45 tion wurde der Algorithmus nach McCloskey verwendet. Als häufigste Deformation fand sich hier eine keilförmige Deformation mit einer bei Männern deutlich stärker ausgeprägten Konzentration im Bereich der mittleren BWS sowie einem bei beiden Geschlechtern zweitem Deformationsmaximum im Bereich des thorakolumbalen Überganges. An zweiter Stelle lagen konkave oder bikonkave Deformation mit einer gering ausgeprägten Konzentration im Bereich der LWS. Crush-Deformationen fanden sich nur in geringer Anzahl ohne erkennbare Schwerpunkte. Die Tatsache, daß im Gegensatz zur vorliegenden Arbeit keilförmige Deformationen am häufigsten auftraten, ist möglicherweise auf eine nicht durchgeführte Differentialdiagnose zurückzuführen. Vor allem keilförmige Deformationen sind, insbesondere bei Männern, häufig degenerativer Genese. Insgesamt ist die Lokalisation und Häufigkeit der Frakturformen jedoch mit dieser Arbeit gut vergleichbar.
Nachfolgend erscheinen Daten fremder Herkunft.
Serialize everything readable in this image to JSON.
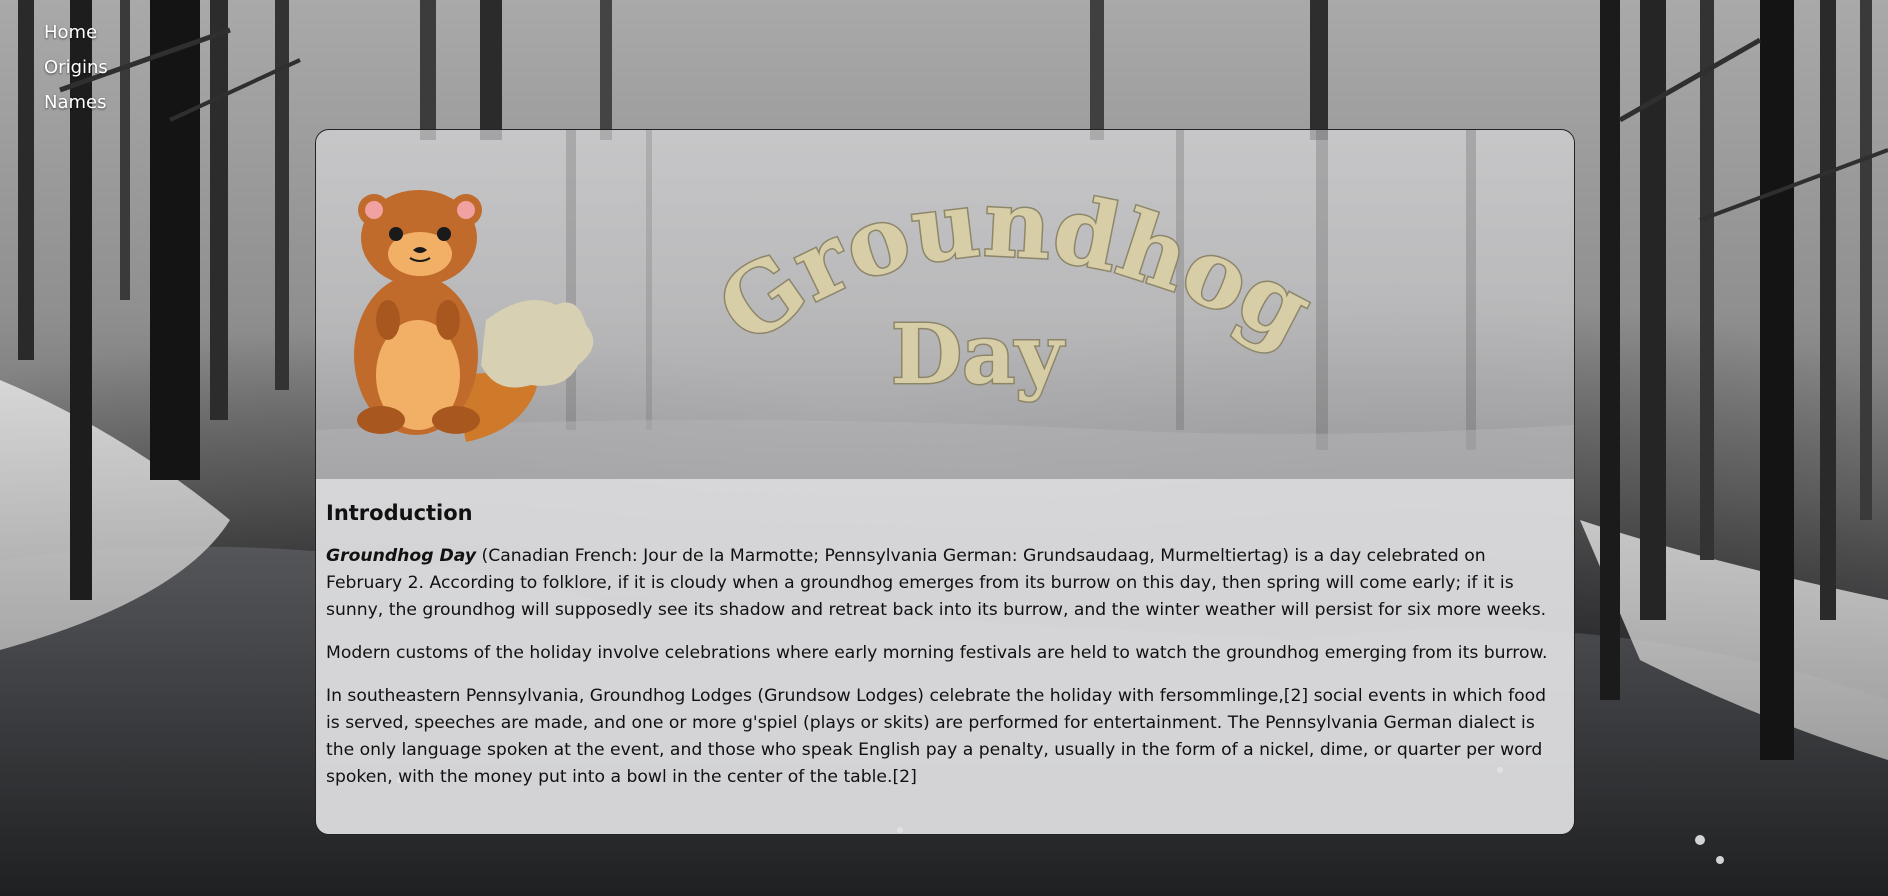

Studien zur Prävalenz sowie Inzidenz vertebraler Frakturen bei Männern sind bisher nur in sehr geringem Maße durchgeführt worden, da Osteoporose lange Zeit als typische Frauenerkrankung angesehen wurde. Die vorliegende Arbeit zeigt jedoch Prävalenzen und Inzidenzen bei Männern, die in gleicher Höhe wie bei Frauen liegen. Hier sind weitere prospektive Studien notwendig.